Perhaps because he has always been able to look beyond the blood and gore and adrenaline that mark life in the ER and see in full the lives stretched out before him, Crocker survived a career that often leads physicians to depression, substance abuse, and early burnouts. In fact, he did more than survive—he came out the other side of this sometimes harrowing profession wiser and stronger for the experience.

I’ve often wondered whether physicians—who witness death as an ordinary part of their day—experience the same fear and foreboding as ordinary mortals. Crocker leaves no doubt that he is one of us.

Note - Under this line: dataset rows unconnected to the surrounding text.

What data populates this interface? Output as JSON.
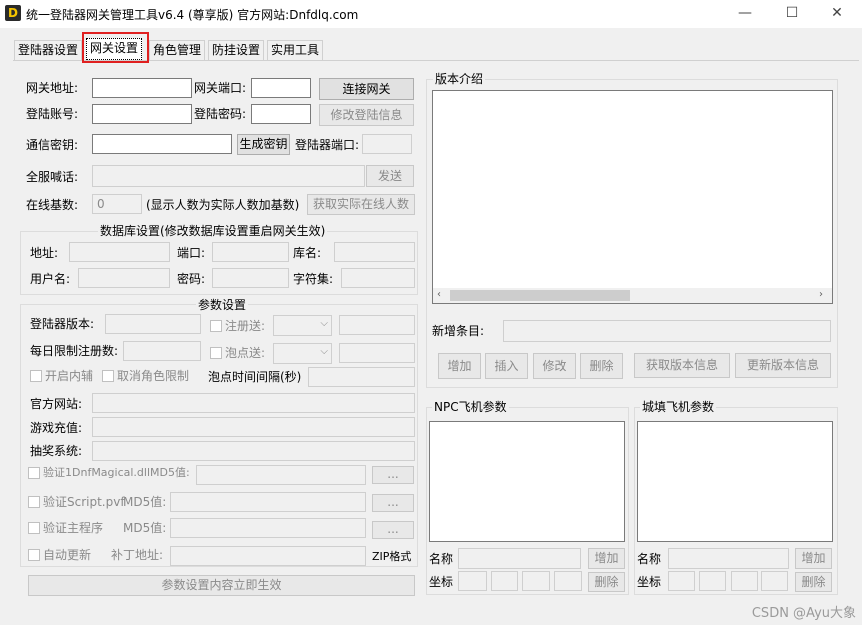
{
  "window": {
    "logo_letter": "D",
    "title": "统一登陆器网关管理工具v6.4 (尊享版)   官方网站:Dnfdlq.com",
    "minimize": "—",
    "maximize": "☐",
    "close": "✕"
  },
  "tabs": [
    "登陆器设置",
    "网关设置",
    "角色管理",
    "防挂设置",
    "实用工具"
  ],
  "gateway": {
    "address_label": "网关地址:",
    "port_label": "网关端口:",
    "connect_button": "连接网关",
    "account_label": "登陆账号:",
    "password_label": "登陆密码:",
    "modify_login_button": "修改登陆信息",
    "key_label": "通信密钥:",
    "gen_key_button": "生成密钥",
    "launcher_port_label": "登陆器端口:",
    "broadcast_label": "全服喊话:",
    "send_button": "发送",
    "online_base_label": "在线基数:",
    "online_base_value": "0",
    "online_hint": "(显示人数为实际人数加基数)",
    "get_online_button": "获取实际在线人数"
  },
  "database": {
    "title": "数据库设置(修改数据库设置重启网关生效)",
    "address_label": "地址:",
    "port_label": "端口:",
    "dbname_label": "库名:",
    "user_label": "用户名:",
    "password_label": "密码:",
    "charset_label": "字符集:"
  },
  "params": {
    "title": "参数设置",
    "launcher_version_label": "登陆器版本:",
    "register_gift_label": "注册送:",
    "daily_limit_label": "每日限制注册数:",
    "bubble_gift_label": "泡点送:",
    "enable_assist_label": "开启内辅",
    "cancel_role_limit_label": "取消角色限制",
    "bubble_interval_label": "泡点时间间隔(秒)",
    "website_label": "官方网站:",
    "recharge_label": "游戏充值:",
    "lottery_label": "抽奖系统:",
    "verify_dll_label": "验证1DnfMagical.dll",
    "verify_pvf_label": "验证Script.pvf",
    "verify_main_label": "验证主程序",
    "md5_label": "MD5值:",
    "browse_button": "...",
    "auto_update_label": "自动更新",
    "patch_address_label": "补丁地址:",
    "zip_format_label": "ZIP格式",
    "apply_button": "参数设置内容立即生效"
  },
  "version": {
    "title": "版本介绍",
    "new_entry_label": "新增条目:",
    "add_button": "增加",
    "insert_button": "插入",
    "modify_button": "修改",
    "delete_button": "删除",
    "get_version_button": "获取版本信息",
    "update_version_button": "更新版本信息"
  },
  "npc_flight": {
    "title": "NPC飞机参数",
    "name_label": "名称",
    "add_button": "增加",
    "coord_label": "坐标",
    "delete_button": "删除"
  },
  "town_flight": {
    "title": "城填飞机参数",
    "name_label": "名称",
    "add_button": "增加",
    "coord_label": "坐标",
    "delete_button": "删除"
  },
  "watermark": "CSDN @Ayu大象"
}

“I think about my own mortality. Average lifespan of the U.S. male is 78.6 years. I count maybe nineteen more spring times for me. A distressingly small number. I try 85 years, as I am healthy, active, and lack bad habits. Twenty-five more springs. Still a distressingly small number. I love the sunrise, so I decide to count sunrises. Twenty-five years times 365 days per year and I get 9,125 more sunrises. This sounds a bit better. I think of yet a better number. The number of times I can be with my wife and daughter and tell them I love them. Limitless.”

That’s as good a gift as any of us have. There’s no warranty on life, but people like Crocker can help make it better.